The Kashmiris present
know better than to intervene. We intervene and fortunately the beating
stops! The drivers say no action will be initiated unless we come along.
We toodle along to the Police Station. A police constable gets in and
we go towards the Government Hospital. The Constable pleads with us
to come along as the BSF may have already reached and may prevent them
from entering the Hospital! As non-Kashmiris and Indians, we carry more
clout than a J & K policeman!
At the hospital
the driver is nervous that the BSF may plant something and then "recover"
explosives from his vehicle. Others are apprehensive that the BSF may
pick them up from their homes at night. Obviously, a routine modus-operandi.
MLC done, we are again importuned to go back to the police station.

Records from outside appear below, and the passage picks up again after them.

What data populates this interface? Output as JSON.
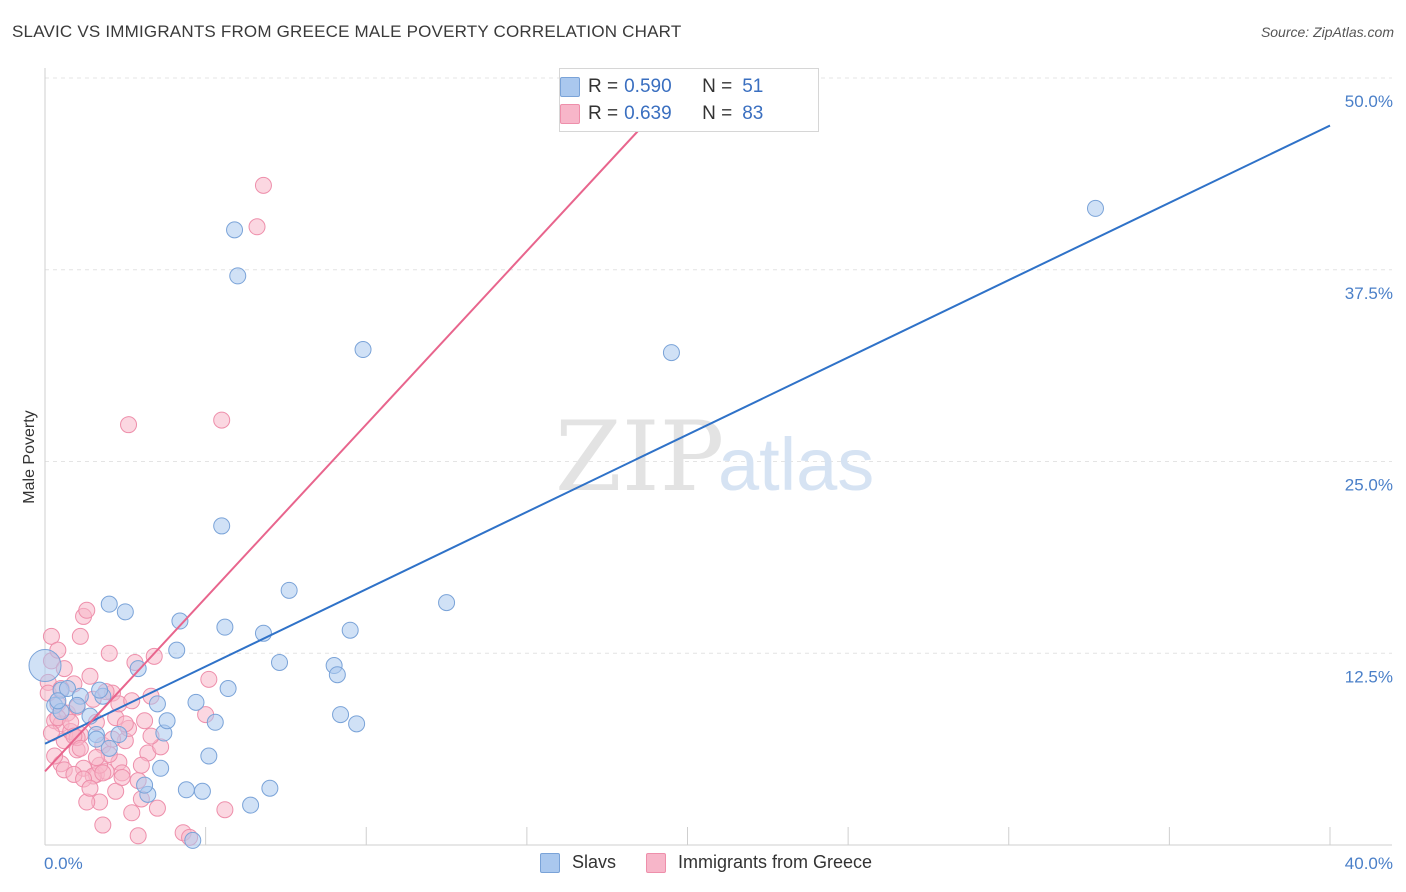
{
  "title": "SLAVIC VS IMMIGRANTS FROM GREECE MALE POVERTY CORRELATION CHART",
  "source": "Source: ZipAtlas.com",
  "watermark": {
    "zip": "ZIP",
    "atlas": "atlas"
  },
  "legend": {
    "rows": [
      {
        "r_label": "R =",
        "r_value": "0.590",
        "n_label": "N =",
        "n_value": "51"
      },
      {
        "r_label": "R =",
        "r_value": "0.639",
        "n_label": "N =",
        "n_value": "83"
      }
    ]
  },
  "bottom_legend": {
    "series1": "Slavs",
    "series2": "Immigrants from Greece"
  },
  "colors": {
    "slavs_fill": "#aac8ee",
    "slavs_stroke": "#7aa3d8",
    "slavs_line": "#2f72c8",
    "greece_fill": "#f7b6c9",
    "greece_stroke": "#ee8fab",
    "greece_line": "#e8658d",
    "axis_text": "#4a7fc8",
    "grid": "#e4e4e4"
  },
  "chart_data": {
    "type": "scatter",
    "xlabel": "",
    "ylabel": "Male Poverty",
    "xlim": [
      0,
      40
    ],
    "ylim": [
      0,
      50
    ],
    "x_tick_labels": [
      "0.0%",
      "40.0%"
    ],
    "y_ticks": [
      12.5,
      25.0,
      37.5,
      50.0
    ],
    "y_tick_labels": [
      "12.5%",
      "25.0%",
      "37.5%",
      "50.0%"
    ],
    "series": [
      {
        "name": "Slavs",
        "trend": {
          "x": [
            0,
            40
          ],
          "y": [
            6.6,
            46.9
          ]
        },
        "points": [
          [
            0.0,
            11.7
          ],
          [
            0.5,
            10.1
          ],
          [
            0.7,
            10.2
          ],
          [
            0.3,
            9.1
          ],
          [
            0.5,
            8.7
          ],
          [
            1.1,
            9.7
          ],
          [
            1.0,
            9.1
          ],
          [
            1.4,
            8.4
          ],
          [
            1.6,
            7.2
          ],
          [
            2.0,
            6.3
          ],
          [
            2.3,
            7.2
          ],
          [
            1.6,
            6.9
          ],
          [
            1.8,
            9.7
          ],
          [
            2.0,
            15.7
          ],
          [
            2.5,
            15.2
          ],
          [
            2.9,
            11.5
          ],
          [
            3.2,
            3.3
          ],
          [
            3.1,
            3.9
          ],
          [
            3.5,
            9.2
          ],
          [
            3.7,
            7.3
          ],
          [
            3.6,
            5.0
          ],
          [
            3.8,
            8.1
          ],
          [
            4.1,
            12.7
          ],
          [
            4.2,
            14.6
          ],
          [
            4.4,
            3.6
          ],
          [
            4.7,
            9.3
          ],
          [
            4.9,
            3.5
          ],
          [
            4.6,
            0.3
          ],
          [
            5.1,
            5.8
          ],
          [
            5.3,
            8.0
          ],
          [
            5.6,
            14.2
          ],
          [
            5.7,
            10.2
          ],
          [
            5.9,
            40.1
          ],
          [
            6.0,
            37.1
          ],
          [
            5.5,
            20.8
          ],
          [
            6.4,
            2.6
          ],
          [
            6.8,
            13.8
          ],
          [
            7.0,
            3.7
          ],
          [
            7.3,
            11.9
          ],
          [
            7.6,
            16.6
          ],
          [
            9.0,
            11.7
          ],
          [
            9.1,
            11.1
          ],
          [
            9.2,
            8.5
          ],
          [
            9.7,
            7.9
          ],
          [
            9.5,
            14.0
          ],
          [
            12.5,
            15.8
          ],
          [
            19.5,
            32.1
          ],
          [
            32.7,
            41.5
          ],
          [
            9.9,
            32.3
          ],
          [
            1.7,
            10.1
          ],
          [
            0.4,
            9.4
          ]
        ]
      },
      {
        "name": "Immigrants from Greece",
        "trend": {
          "x": [
            0,
            19.5
          ],
          "y": [
            4.8,
            48.9
          ]
        },
        "points": [
          [
            0.2,
            13.6
          ],
          [
            0.2,
            12.0
          ],
          [
            0.1,
            10.6
          ],
          [
            0.3,
            8.1
          ],
          [
            0.4,
            9.2
          ],
          [
            0.5,
            7.9
          ],
          [
            0.6,
            6.8
          ],
          [
            0.5,
            5.3
          ],
          [
            0.8,
            7.4
          ],
          [
            0.9,
            10.5
          ],
          [
            0.7,
            8.6
          ],
          [
            1.0,
            6.2
          ],
          [
            1.1,
            7.2
          ],
          [
            1.2,
            5.0
          ],
          [
            1.1,
            13.6
          ],
          [
            1.2,
            14.9
          ],
          [
            1.3,
            15.3
          ],
          [
            1.4,
            11.0
          ],
          [
            1.5,
            9.5
          ],
          [
            1.6,
            4.6
          ],
          [
            1.7,
            2.8
          ],
          [
            1.8,
            1.3
          ],
          [
            1.6,
            8.0
          ],
          [
            1.8,
            6.5
          ],
          [
            1.9,
            4.8
          ],
          [
            2.0,
            12.5
          ],
          [
            2.1,
            9.9
          ],
          [
            2.2,
            8.3
          ],
          [
            2.3,
            5.4
          ],
          [
            2.4,
            4.7
          ],
          [
            2.5,
            6.8
          ],
          [
            2.6,
            7.6
          ],
          [
            2.7,
            2.1
          ],
          [
            2.8,
            11.9
          ],
          [
            2.9,
            4.2
          ],
          [
            3.0,
            3.0
          ],
          [
            3.1,
            8.1
          ],
          [
            3.2,
            6.0
          ],
          [
            3.3,
            9.7
          ],
          [
            3.4,
            12.3
          ],
          [
            3.5,
            2.4
          ],
          [
            3.6,
            6.4
          ],
          [
            2.6,
            27.4
          ],
          [
            0.2,
            7.3
          ],
          [
            0.4,
            8.3
          ],
          [
            0.6,
            4.9
          ],
          [
            0.9,
            4.6
          ],
          [
            1.0,
            7.0
          ],
          [
            1.3,
            2.8
          ],
          [
            1.5,
            4.5
          ],
          [
            1.7,
            5.2
          ],
          [
            1.9,
            10.0
          ],
          [
            2.0,
            5.9
          ],
          [
            2.3,
            9.2
          ],
          [
            2.5,
            7.9
          ],
          [
            4.3,
            0.8
          ],
          [
            4.5,
            0.5
          ],
          [
            5.1,
            10.8
          ],
          [
            5.0,
            8.5
          ],
          [
            5.5,
            27.7
          ],
          [
            5.6,
            2.3
          ],
          [
            6.6,
            40.3
          ],
          [
            6.8,
            43.0
          ],
          [
            0.1,
            9.9
          ],
          [
            0.3,
            5.8
          ],
          [
            0.5,
            10.2
          ],
          [
            0.8,
            8.0
          ],
          [
            0.9,
            7.1
          ],
          [
            1.1,
            6.3
          ],
          [
            1.2,
            4.3
          ],
          [
            1.4,
            3.7
          ],
          [
            1.6,
            5.7
          ],
          [
            1.8,
            4.7
          ],
          [
            2.1,
            6.9
          ],
          [
            2.2,
            3.5
          ],
          [
            2.4,
            4.4
          ],
          [
            2.7,
            9.4
          ],
          [
            2.9,
            0.6
          ],
          [
            3.0,
            5.2
          ],
          [
            3.3,
            7.1
          ],
          [
            0.4,
            12.7
          ],
          [
            0.6,
            11.5
          ],
          [
            1.0,
            9.0
          ]
        ]
      }
    ]
  }
}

As in the ensuing negotiations between the S. P. and the Commandant
our presence as witnesses would help. The police informally advise the
drivers to organize a demonstration if they want a complaint registered!
Unlike many countries,
the Indian Constitution has no provision for martial law. Security forces
are always to supplement civil power not supplant it. Yet so tilted
is the balance in favour of the security forces that the police cannot
even lodge a FIR, leave aside prosecution of army personnel involved
in acts of violence.
Human rights groups
can keep asserting gross human rights abuses and the Government can
keep denying the killings and rapes. However, it is the almost invisible,
intangible humiliation suffered in everyday life which in a major way
contributes to the alienation of a people.